Poczuł dłoń Juliet na swoim ramieniu i całe jego ciało przeszedł miły dreszcz. -Nie, nic się nie stało.-Powiedział po czym dodał po chwili.- Chociaż nie. Chodzi oto, że jesteś bardzo ładna, i..ja się trochę boje, że mnie spławisz.-Mówiąc to chciał patrzeć jej prosto w oczy, lecz zamiast tego uporczywie gapił się na jedną z chmur.
-Nie musisz się tego bać. jesteś bardzo miły i wo gule...słodki-jej twarz zarumieniła się Nie wiedziała czy dobrze ujęła to co chciała powiedzieć. Spojrzała na niego i nie śmiało pogłaskała wolną ręką jego policzek. Miała cichą nadzieje że się do niej nie zrazi po tym co w tym momęcie zrobiła.
-Dzięki.-Ledwo to z siebie wydusił, ponieważ nie mógł się skupić gdy go dotykała. ...Mam nadzieje, że się nie zarumieniłem> Mam już dość gaf jak na jeden dzień.-Pomyślał. Chciał jakoś odwzajemnić ten mily gest lecz nie wiedział jak. Po chwili jednak objął ją delikatnie w pasie.
Uśmiech dziewczyny tylko się powiększył wraz z rumieńcem. Nie wiedziała co ma zrobić czuła się sparaliżowana. Wiatr muskał co chwile jej włosy, które drażniły twarz Adriana.

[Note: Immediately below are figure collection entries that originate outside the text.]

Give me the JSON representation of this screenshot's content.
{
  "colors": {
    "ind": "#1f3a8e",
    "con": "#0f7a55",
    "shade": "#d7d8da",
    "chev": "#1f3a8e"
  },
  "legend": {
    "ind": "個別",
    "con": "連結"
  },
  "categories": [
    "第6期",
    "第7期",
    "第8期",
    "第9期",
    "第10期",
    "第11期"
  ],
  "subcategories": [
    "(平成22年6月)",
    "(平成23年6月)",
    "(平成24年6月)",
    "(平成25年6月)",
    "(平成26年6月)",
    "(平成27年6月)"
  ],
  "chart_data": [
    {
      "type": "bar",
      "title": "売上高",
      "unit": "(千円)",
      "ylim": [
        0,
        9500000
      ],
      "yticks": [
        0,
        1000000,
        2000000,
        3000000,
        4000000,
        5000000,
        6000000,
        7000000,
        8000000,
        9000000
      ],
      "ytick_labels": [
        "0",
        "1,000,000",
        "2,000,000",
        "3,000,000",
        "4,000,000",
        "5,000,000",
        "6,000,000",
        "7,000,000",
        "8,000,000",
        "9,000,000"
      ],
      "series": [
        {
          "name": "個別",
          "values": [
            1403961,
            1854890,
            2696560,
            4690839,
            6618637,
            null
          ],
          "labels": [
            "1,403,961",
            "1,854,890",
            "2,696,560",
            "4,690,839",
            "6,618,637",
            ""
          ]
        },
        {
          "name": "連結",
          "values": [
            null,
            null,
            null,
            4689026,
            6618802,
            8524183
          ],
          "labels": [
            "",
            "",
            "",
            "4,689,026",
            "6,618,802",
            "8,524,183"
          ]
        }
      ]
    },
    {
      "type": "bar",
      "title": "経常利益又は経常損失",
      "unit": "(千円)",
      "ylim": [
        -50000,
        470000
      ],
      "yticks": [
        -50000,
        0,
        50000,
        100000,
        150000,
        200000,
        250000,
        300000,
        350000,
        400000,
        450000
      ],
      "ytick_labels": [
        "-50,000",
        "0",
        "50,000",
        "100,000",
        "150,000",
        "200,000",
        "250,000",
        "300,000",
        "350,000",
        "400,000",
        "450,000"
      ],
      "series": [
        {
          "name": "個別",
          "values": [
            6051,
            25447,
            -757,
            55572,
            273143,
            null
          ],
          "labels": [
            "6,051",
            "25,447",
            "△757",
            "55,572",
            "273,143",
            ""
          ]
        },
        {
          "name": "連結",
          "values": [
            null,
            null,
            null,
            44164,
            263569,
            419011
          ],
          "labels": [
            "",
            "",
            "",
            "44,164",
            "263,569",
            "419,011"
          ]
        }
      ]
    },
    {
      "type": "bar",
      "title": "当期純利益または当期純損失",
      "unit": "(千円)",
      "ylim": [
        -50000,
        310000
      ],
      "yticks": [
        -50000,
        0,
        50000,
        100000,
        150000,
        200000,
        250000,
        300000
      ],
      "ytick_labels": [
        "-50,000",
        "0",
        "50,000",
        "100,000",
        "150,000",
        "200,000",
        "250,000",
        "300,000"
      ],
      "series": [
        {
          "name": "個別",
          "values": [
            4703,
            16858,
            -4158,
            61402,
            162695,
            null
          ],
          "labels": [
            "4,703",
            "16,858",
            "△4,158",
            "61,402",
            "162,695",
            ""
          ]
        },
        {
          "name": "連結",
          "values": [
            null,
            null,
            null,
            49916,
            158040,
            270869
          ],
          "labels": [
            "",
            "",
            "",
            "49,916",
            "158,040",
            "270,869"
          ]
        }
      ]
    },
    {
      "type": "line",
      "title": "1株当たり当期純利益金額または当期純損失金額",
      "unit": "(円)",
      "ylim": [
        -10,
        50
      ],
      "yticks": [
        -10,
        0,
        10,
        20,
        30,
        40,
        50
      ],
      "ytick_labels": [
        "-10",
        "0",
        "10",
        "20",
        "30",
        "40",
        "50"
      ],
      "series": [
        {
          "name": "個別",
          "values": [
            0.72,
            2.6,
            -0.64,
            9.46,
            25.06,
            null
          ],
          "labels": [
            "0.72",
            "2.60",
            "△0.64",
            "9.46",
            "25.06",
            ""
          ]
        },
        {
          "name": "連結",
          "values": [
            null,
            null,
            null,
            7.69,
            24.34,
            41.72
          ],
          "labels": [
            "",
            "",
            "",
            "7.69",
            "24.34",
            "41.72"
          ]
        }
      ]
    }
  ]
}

Spojrzała mu głęboko w oczy, ale nie mogła nic powiedzieć. ,,To jest bardzo dziwne'' myślała. Czując jego ręce oblatane wokół jej pasa. -Wież...fajnie nawet się tak siedzi prawda? ,, Ty idiotko. Co ty pleciesz'' wyzwała się w myślach.
Uśmiechnął się lekko. -Tak, bardzo fajnie....I bardzo w moim stylu. Czul teraz radość i piękny zapach. -Jakich perfum używasz?-Zapytał. -Taak, to na pewno było inteligentne pytanie, cymbale-skarcił się w myślach.
Dziewczyna za chichotała, ale po chwili odpowiedziała na jego pytanie: -VERSACE BRIGHT CRYSTAL nic specjalnego Czuła się trochę pewniej, ale nie do końca. Nie miała pojęcia o czym mogła by z nim porozmawiać. Obawiała się że Adrian wreście się znudzi tym milczeniem i odejdzie. -O czym chciał byś pogadać? ,,No zawsze jakoś się zacznie'' pomyślała
-O czym chce pogadać? Najwyraźniej znudziła się tą ciszą. Cóż, trzeba coś wymyślić..-Pomyślał. -Hmm...Chciałbym dowiedzieć się czegoś więcej o tobie. Nie miał już oporu by patrzeć jej prosto w oczy, gdy ja obejmuje czuje się pewniej.